George Magnus (author of Red Flags: Why Xi’s China is in jeopardy) said manufacturers dealing with the most essential materials and technologies will face escalating costs and challenging supply chain restructuring as they are ‘thrust into the crosshairs’ of geopolitics. ‘We are beginning to see the early stages of de-globalisation – this will raise costs, it will raise inflation, it will affect all of us in lots of ways’, he said. ‘It’s not good, but it’s the reality.’
George argued that we are at a moment of change in the global order: an ‘ideological intent to shrink the state’ and ensure the untrammelled function of free markets is drawing to a close. ‘That fever has broken in my view.’
But Clara Mattei (author of The Capital Order: How economists invented austerity and paved the way to fascism) disagreed. She argued that mainstream economics stands fast in its orthodoxy – and that austerity policies, including cutting social spending and regressive taxation, are part of a bigger strategy: class war safeguarding the ‘pillars of capitalism’ to get accumulation back on track.

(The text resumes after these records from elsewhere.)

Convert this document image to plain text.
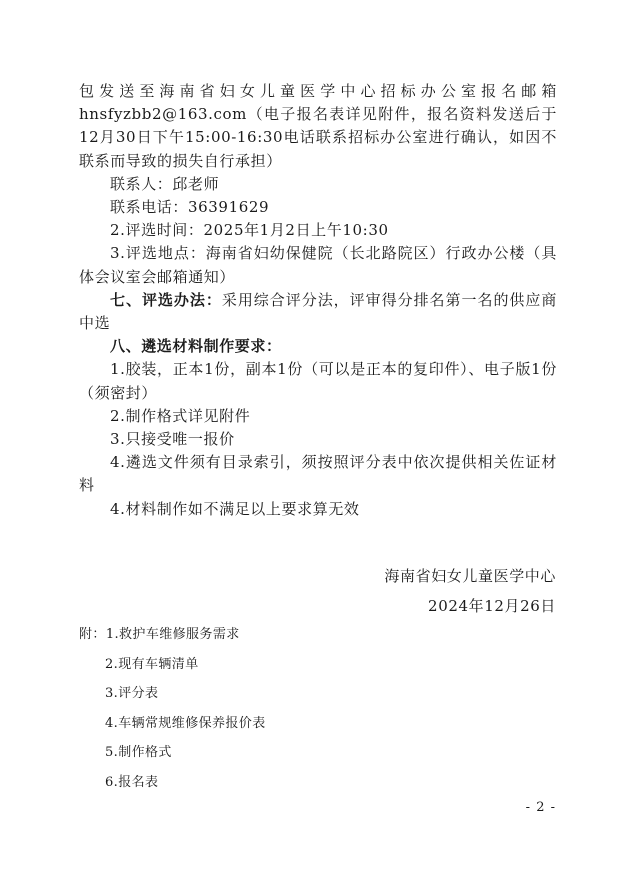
包发送至海南省妇女儿童医学中心招标办公室报名邮箱hnsfyzbb2@163.com（电子报名表详见附件，报名资料发送后于12月30日下午15:00-16:30电话联系招标办公室进行确认，如因不联系而导致的损失自行承担）

联系人：邱老师

联系电话：36391629

2.评选时间：2025年1月2日上午10:30

3.评选地点：海南省妇幼保健院（长北路院区）行政办公楼（具体会议室会邮箱通知）

七、评选办法：采用综合评分法，评审得分排名第一名的供应商中选

八、遴选材料制作要求：

1.胶装，正本1份，副本1份（可以是正本的复印件）、电子版1份（须密封）

2.制作格式详见附件

3.只接受唯一报价

4.遴选文件须有目录索引，须按照评分表中依次提供相关佐证材料

4.材料制作如不满足以上要求算无效

海南省妇女儿童医学中心
2024年12月26日
附：1.救护车维修服务需求
2.现有车辆清单
3.评分表
4.车辆常规维修保养报价表
5.制作格式
6.报名表
- 2 -
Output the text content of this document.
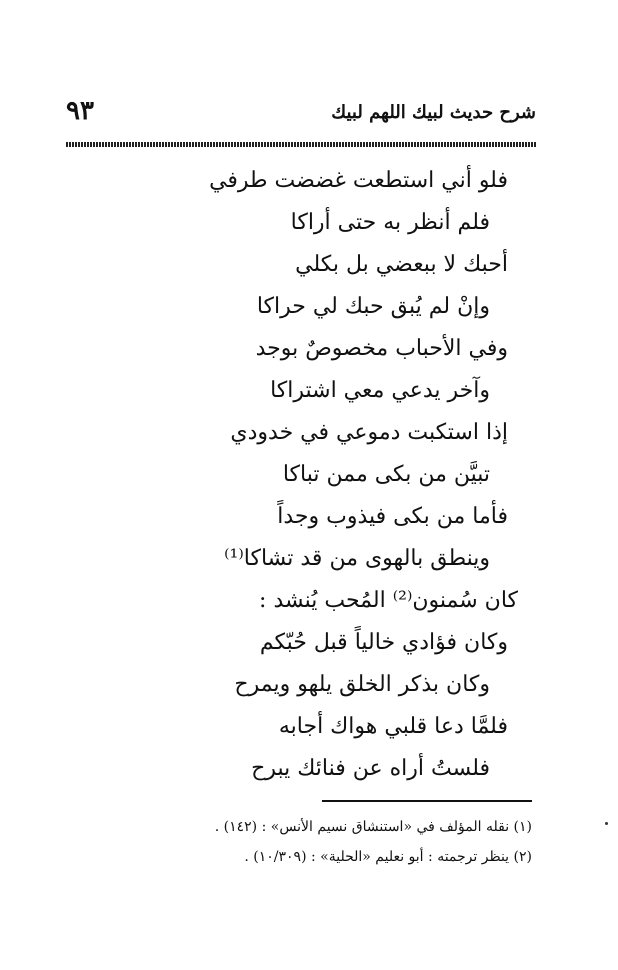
٩٣	شرح حديث لبيك اللهم لبيك
فلو أني استطعت غضضت طرفي
فلم أنظر به حتى أراكا
أحبك لا ببعضي بل بكلي
وإنْ لم يُبق حبك لي حراكا
وفي الأحباب مخصوصٌ بوجد
وآخر يدعي معي اشتراكا
إذا استكبت دموعي في خدودي
تبيَّن من بكى ممن تباكا
فأما من بكى فيذوب وجداً
وينطق بالهوى من قد تشاكا⁽¹⁾
كان سُمنون⁽²⁾ المُحب يُنشد :
وكان فؤادي خالياً قبل حُبّكم
وكان بذكر الخلق يلهو ويمرح
فلمَّا دعا قلبي هواك أجابه
فلستُ أراه عن فنائك يبرح
(١) نقله المؤلف في «استنشاق نسيم الأنس» : (١٤٢) .
(٢) ينظر ترجمته : أبو نعليم «الحلية» : (١٠/٣٠٩) .
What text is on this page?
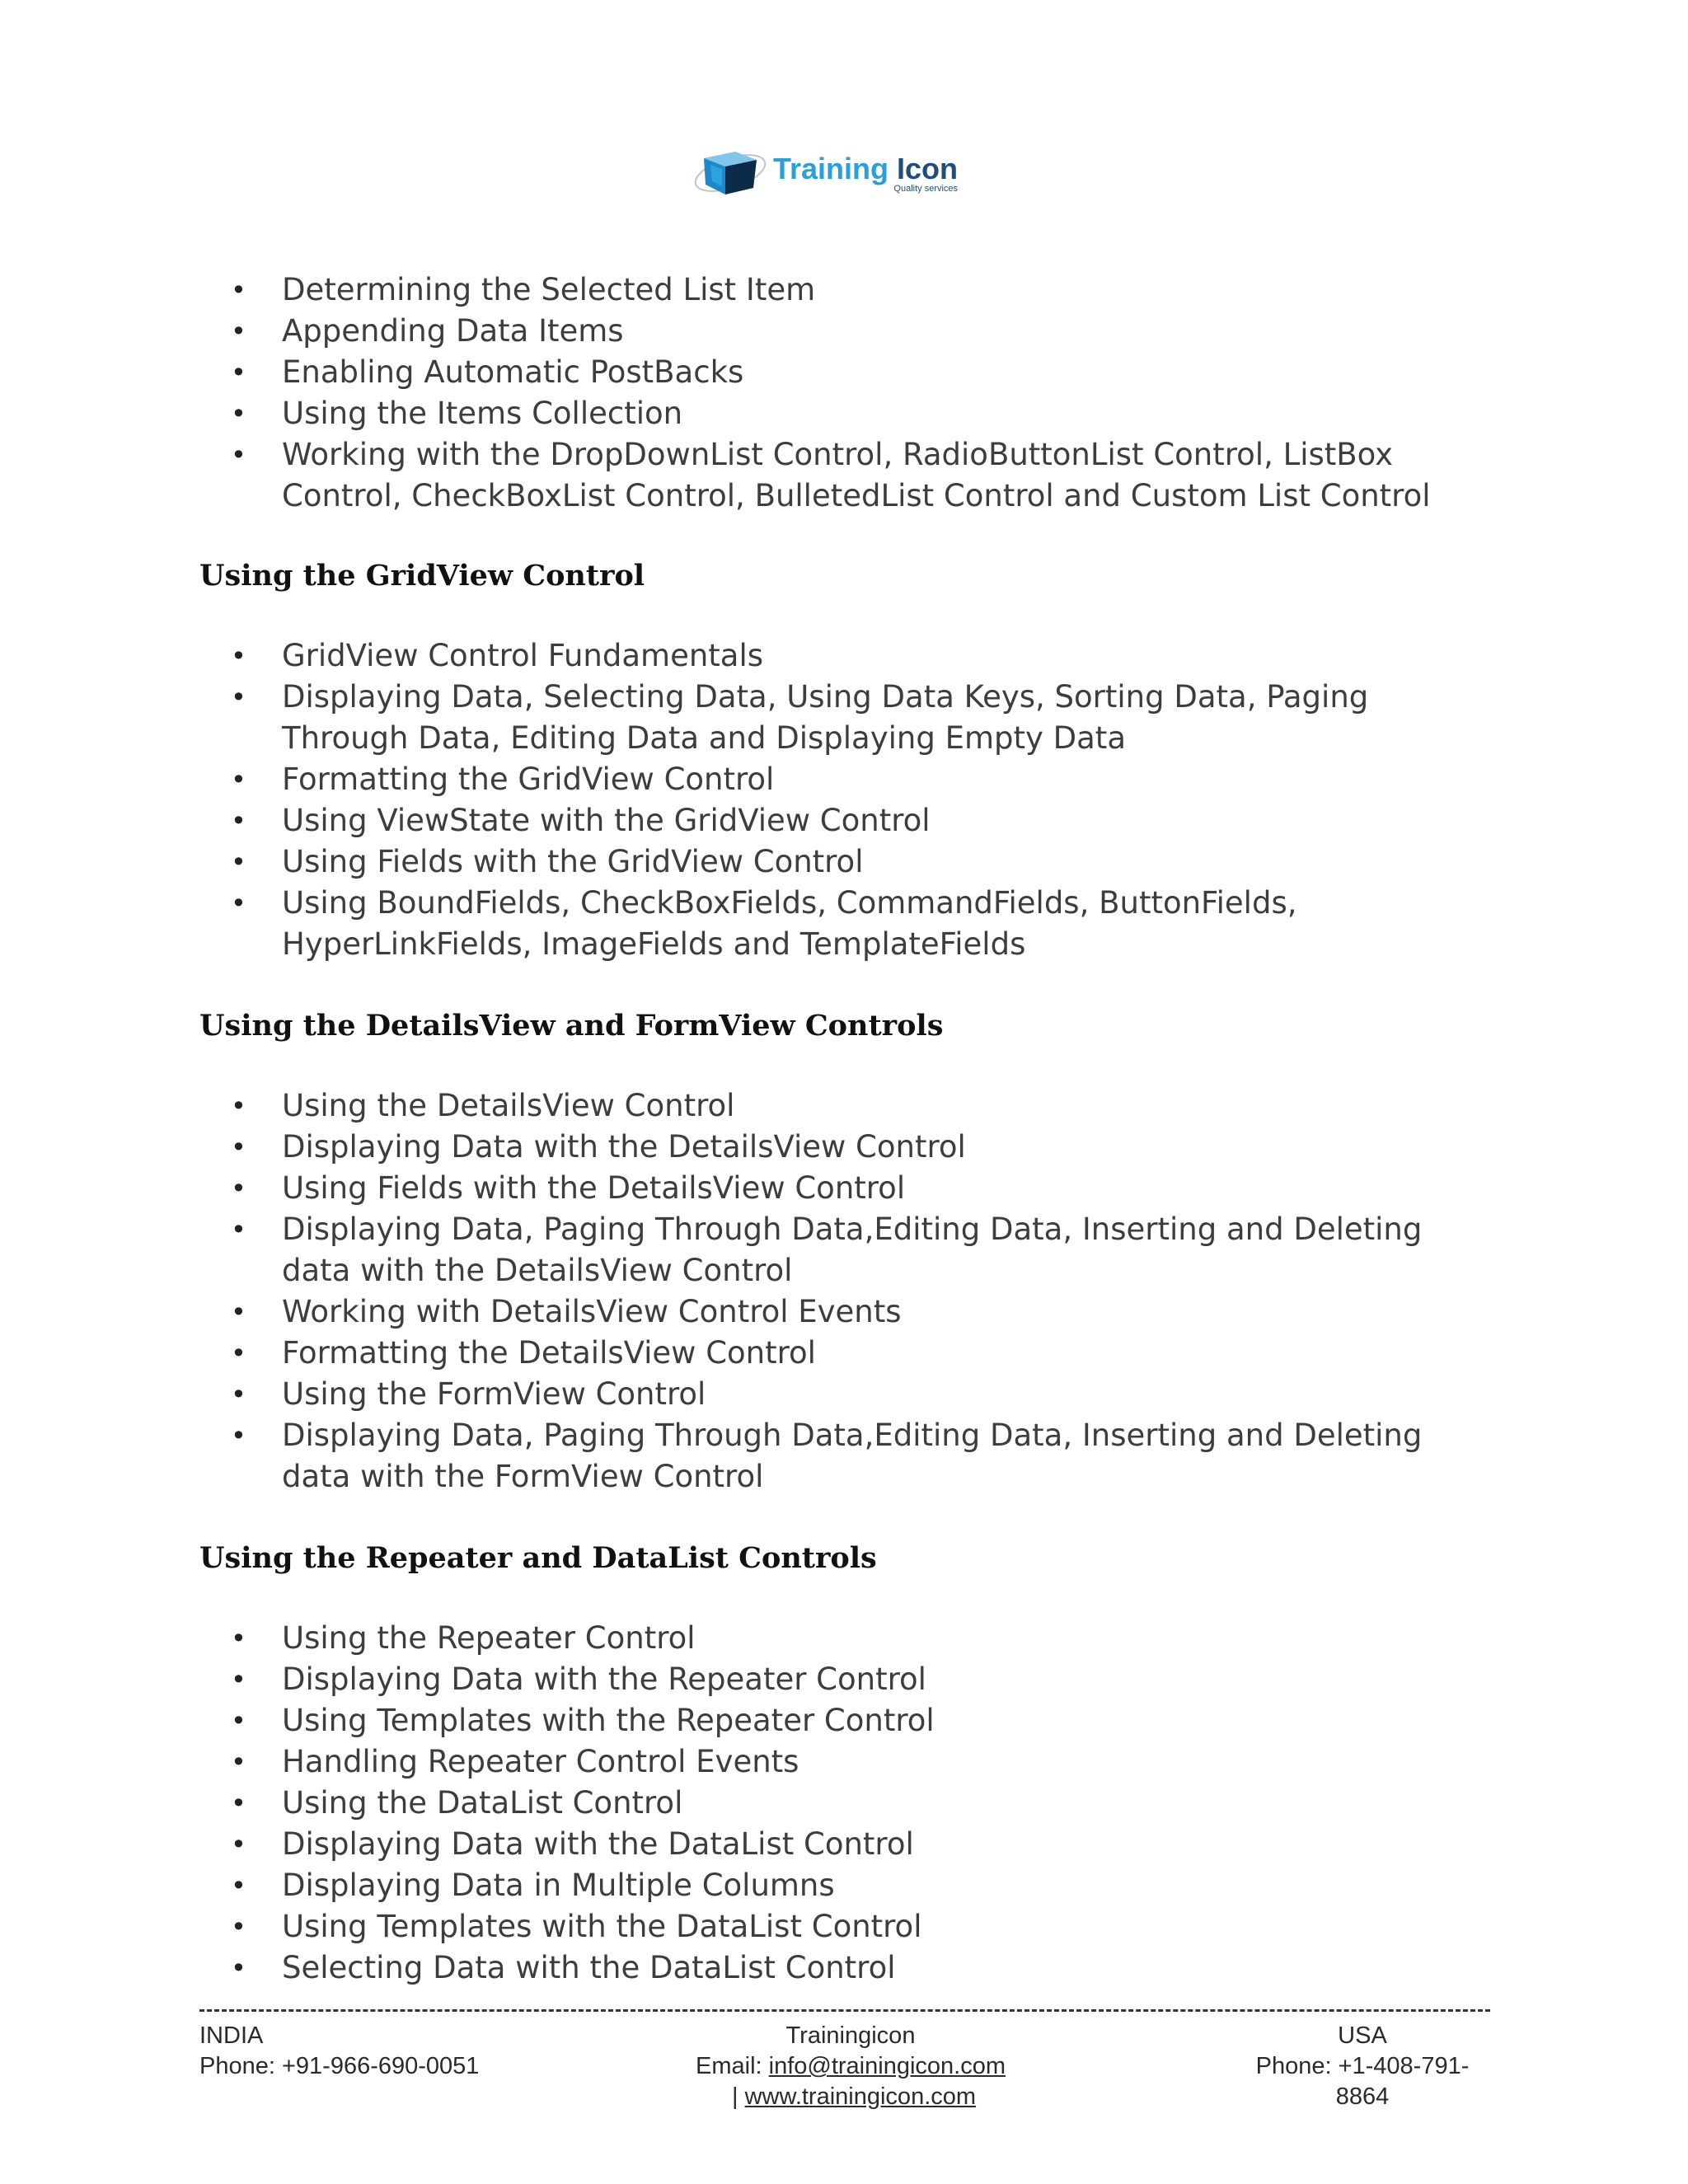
Training Icon
Quality services
• Determining the Selected List Item
• Appending Data Items
• Enabling Automatic PostBacks
• Using the Items Collection
• Working with the DropDownList Control, RadioButtonList Control, ListBox Control, CheckBoxList Control, BulletedList Control and Custom List Control
Using the GridView Control
• GridView Control Fundamentals
• Displaying Data, Selecting Data, Using Data Keys, Sorting Data, Paging Through Data, Editing Data and Displaying Empty Data
• Formatting the GridView Control
• Using ViewState with the GridView Control
• Using Fields with the GridView Control
• Using BoundFields, CheckBoxFields, CommandFields, ButtonFields, HyperLinkFields, ImageFields and TemplateFields
Using the DetailsView and FormView Controls
• Using the DetailsView Control
• Displaying Data with the DetailsView Control
• Using Fields with the DetailsView Control
• Displaying Data, Paging Through Data,Editing Data, Inserting and Deleting data with the DetailsView Control
• Working with DetailsView Control Events
• Formatting the DetailsView Control
• Using the FormView Control
• Displaying Data, Paging Through Data,Editing Data, Inserting and Deleting data with the FormView Control
Using the Repeater and DataList Controls
• Using the Repeater Control
• Displaying Data with the Repeater Control
• Using Templates with the Repeater Control
• Handling Repeater Control Events
• Using the DataList Control
• Displaying Data with the DataList Control
• Displaying Data in Multiple Columns
• Using Templates with the DataList Control
• Selecting Data with the DataList Control
INDIA
Phone: +91-966-690-0051
Trainingicon
Email: info@trainingicon.com | www.trainingicon.com
USA
Phone: +1-408-791-8864
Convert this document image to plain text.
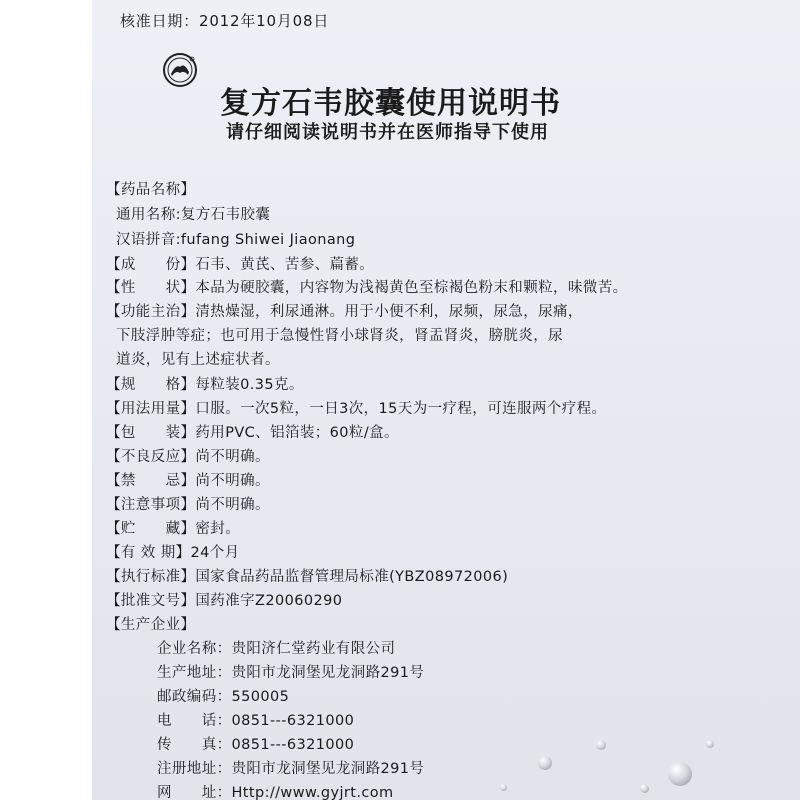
核准日期：2012年10月08日
复方石韦胶囊使用说明书
请仔细阅读说明书并在医师指导下使用
【药品名称】
通用名称:复方石韦胶囊
汉语拼音:fufang Shiwei Jiaonang
【成　　份】石韦、黄芪、苦参、萹蓄。
【性　　状】本品为硬胶囊，内容物为浅褐黄色至棕褐色粉末和颗粒，味微苦。
【功能主治】清热燥湿，利尿通淋。用于小便不利，尿频，尿急，尿痛，
下肢浮肿等症；也可用于急慢性肾小球肾炎，肾盂肾炎，膀胱炎，尿
道炎，见有上述症状者。
【规　　格】每粒装0.35克。
【用法用量】口服。一次5粒，一日3次，15天为一疗程，可连服两个疗程。
【包　　装】药用PVC、铝箔装；60粒/盒。
【不良反应】尚不明确。
【禁　　忌】尚不明确。
【注意事项】尚不明确。
【贮　　藏】密封。
【有 效 期】24个月
【执行标准】国家食品药品监督管理局标准(YBZ08972006)
【批准文号】国药准字Z20060290
【生产企业】
企业名称：贵阳济仁堂药业有限公司
生产地址：贵阳市龙洞堡见龙洞路291号
邮政编码：550005
电　　话：0851---6321000
传　　真：0851---6321000
注册地址：贵阳市龙洞堡见龙洞路291号
网　　址：Http://www.gyjrt.com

Alessio Terzi (European Commission and author of Growth for Good: Reshaping capitalism to save humanity from climate change) takes those criticisms of capitalism seriously but comes to different conclusions. In conversation with Andrew Kelly (Bristol Ideas), he said it was not surprising that some people had grown cynical of growth, not least because for many under-35s it has never really arrived.
He made the case that growth could still be a tool that is compatible with the planet. But this will take a joint effort from both the public and private sectors, to drive the innovation that history tells us will play a role in a green economy. It also means that some people will lose out – and governments and companies will need to take measures to make sure that any change is equitable.
‘We are at a point of revolution yet again in capitalism’s history’, Alessio said. ‘The green industrial revolution will provide huge growth but not for everybody.’
On more than one occasion at the festival, panellists apologised for sounding too depressing in their assessment of today’s economic woes. The day’s discussions may not have proved that we are on the path to a more resilient economy. Nevertheless, they did hint that there could be ways out of the polycrisis, if we think to the future.